La sintomatologia caratteristica del foehn si evidenzia con:
  • spossatezza generale con notevole astenia neuro-o-muscolare;
  • caduta dei valori pressori, nei soggetti non ipertesi, in modo particolare nei valori massimi;
  • poliuria, pollachiuria e disuria;
  • aumento dello stato di ansia e di tensione nervosa, con a volte attacchi d'ansia generalizzati fino a veri e propri "attacchi di panico";
  • precordialgie, palpitazioni, cardiopalmo, sensazione di ”respiro corto”, in modo particolare nei soggetti ansiosi;
  • nevralgie diffuse, mialgie, tendinopatie, specie a livello del rachide cervicale e lombo- sacrale;
  • sintomatologia dolorosa a livello gastrico o colecistico, nonché del colon con riacutizzazione delle visceropatie spastiche di natura recidivante;
  • diminuzione anche notevole dei poteri di attenzione e di concentrazione ed in generale delle difese dell'organismo di fronte ai vari agenti morbosi;
  • peggioramento delle sindromi depressive, in modo particolare quelle endogene con conseguente aumento dei casi di suicidio;
  • aumento delle sindromi vasculopatiche cerebrali con pericolo di trombosi od ictus;
  • aumento significativo degli episodi di angina, specie di tipo instabile;
  • aumento degli infarti miocardici e della morte improvvisa cardiaca;
  • aumento significativo del numero degli incidenti stradali e sul lavoro;
  • disidratazione spiccata negli anziani e nei neonati, con pelle secca e calda ed episodi febbrili di una certa gravità. 
Prevenzione

La prevenzione si attua con tutti i mezzi a disposizione.

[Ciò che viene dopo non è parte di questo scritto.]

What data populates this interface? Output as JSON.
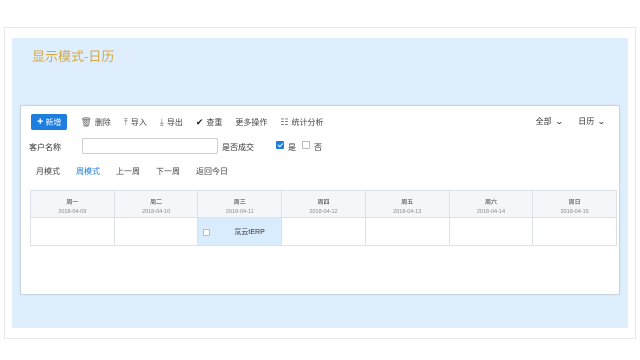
{
  "page": {
    "title": "显示模式-日历"
  },
  "toolbar": {
    "new_label": "新增",
    "delete_label": "删除",
    "import_label": "导入",
    "export_label": "导出",
    "query_label": "查重",
    "more_label": "更多操作",
    "stats_label": "统计分析"
  },
  "right_tools": {
    "filter_label": "全部",
    "view_label": "日历"
  },
  "filters": {
    "customer_name_label": "客户名称",
    "customer_name_value": "",
    "deal_label": "是否成交",
    "yes_label": "是",
    "yes_checked": true,
    "no_label": "否",
    "no_checked": false
  },
  "modes": {
    "month": "月模式",
    "week": "周模式",
    "prev_week": "上一周",
    "next_week": "下一周",
    "today": "返回今日",
    "active": "week"
  },
  "calendar": {
    "days": [
      {
        "name": "周一",
        "date": "2018-04-09"
      },
      {
        "name": "周二",
        "date": "2018-04-10"
      },
      {
        "name": "周三",
        "date": "2018-04-11"
      },
      {
        "name": "周四",
        "date": "2018-04-12"
      },
      {
        "name": "周五",
        "date": "2018-04-13"
      },
      {
        "name": "周六",
        "date": "2018-04-14"
      },
      {
        "name": "周日",
        "date": "2018-04-15"
      }
    ],
    "event": {
      "day_index": 2,
      "label": "氚云tERP"
    }
  },
  "colors": {
    "primary": "#1e7ee0",
    "panel_bg": "#deeefc",
    "title": "#d4a843",
    "event_bg": "#d9ecfd"
  },
  "icons": {
    "delete": "trash-icon",
    "import": "upload-icon",
    "export": "download-icon",
    "query": "check-icon",
    "stats": "chart-icon"
  }
}
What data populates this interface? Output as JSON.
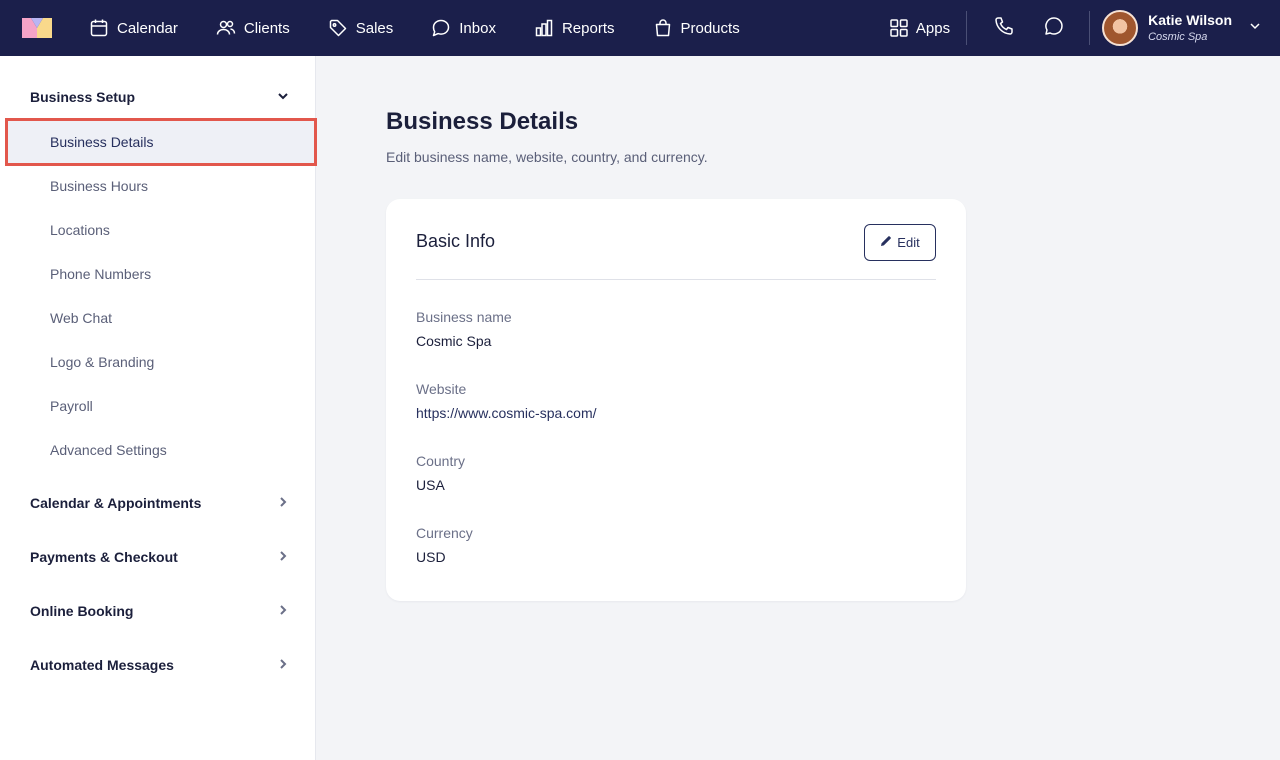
{
  "nav": {
    "items": [
      {
        "label": "Calendar",
        "icon": "calendar-icon"
      },
      {
        "label": "Clients",
        "icon": "users-icon"
      },
      {
        "label": "Sales",
        "icon": "tag-icon"
      },
      {
        "label": "Inbox",
        "icon": "chat-bubble-icon"
      },
      {
        "label": "Reports",
        "icon": "bar-chart-icon"
      },
      {
        "label": "Products",
        "icon": "shopping-bag-icon"
      }
    ],
    "apps_label": "Apps",
    "user": {
      "name": "Katie Wilson",
      "org": "Cosmic Spa"
    }
  },
  "sidebar": {
    "groups": [
      {
        "label": "Business Setup",
        "expanded": true,
        "items": [
          {
            "label": "Business Details",
            "active": true
          },
          {
            "label": "Business Hours"
          },
          {
            "label": "Locations"
          },
          {
            "label": "Phone Numbers"
          },
          {
            "label": "Web Chat"
          },
          {
            "label": "Logo & Branding"
          },
          {
            "label": "Payroll"
          },
          {
            "label": "Advanced Settings"
          }
        ]
      },
      {
        "label": "Calendar & Appointments",
        "expanded": false
      },
      {
        "label": "Payments & Checkout",
        "expanded": false
      },
      {
        "label": "Online Booking",
        "expanded": false
      },
      {
        "label": "Automated Messages",
        "expanded": false
      }
    ]
  },
  "main": {
    "title": "Business Details",
    "subtitle": "Edit business name, website, country, and currency.",
    "card": {
      "title": "Basic Info",
      "edit_label": "Edit",
      "fields": [
        {
          "label": "Business name",
          "value": "Cosmic Spa"
        },
        {
          "label": "Website",
          "value": "https://www.cosmic-spa.com/"
        },
        {
          "label": "Country",
          "value": "USA"
        },
        {
          "label": "Currency",
          "value": "USD"
        }
      ]
    }
  },
  "colors": {
    "topbar": "#1b1f4b",
    "highlight_border": "#e2574c",
    "accent": "#27305e"
  }
}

In modo particolare al primo avviso di foehn iniziare a bere molta acqua, proprio per evitare la disidratazione, oppure, in alternativa, succhi di frutta, bibite non alcoliche, infusi di camomilla o di tiglio.

I diabetici cerchino in tutti i modi di evitare bibite zuccherine.

I nefropatici devono comunque bere molta acqua, ma a piccoli sorsi.

Evitare invece l’uso del caffè o del thè, per il fatto che possono provocare insonnia nei soggetti sensibili, già in stato di preallarme per il vento troppo secco.

Evitare l’uso di indumenti a base di fibre acriliche oppure di nylon, per non accumulare, a livello dell’epidermide, energia elettrostatica, che poi si scarica al buio in belle scintille blu, quando si tolgono gli indumenti.

L’accumulo sulla pelle di energia elettrostatica disturba il sistema neurovegetativo con accelerazione dei battiti cardiaci, sensazione di “respiro corto”, testa pesante, ansia ingravescente e spesso insonnia o risvegli frequenti.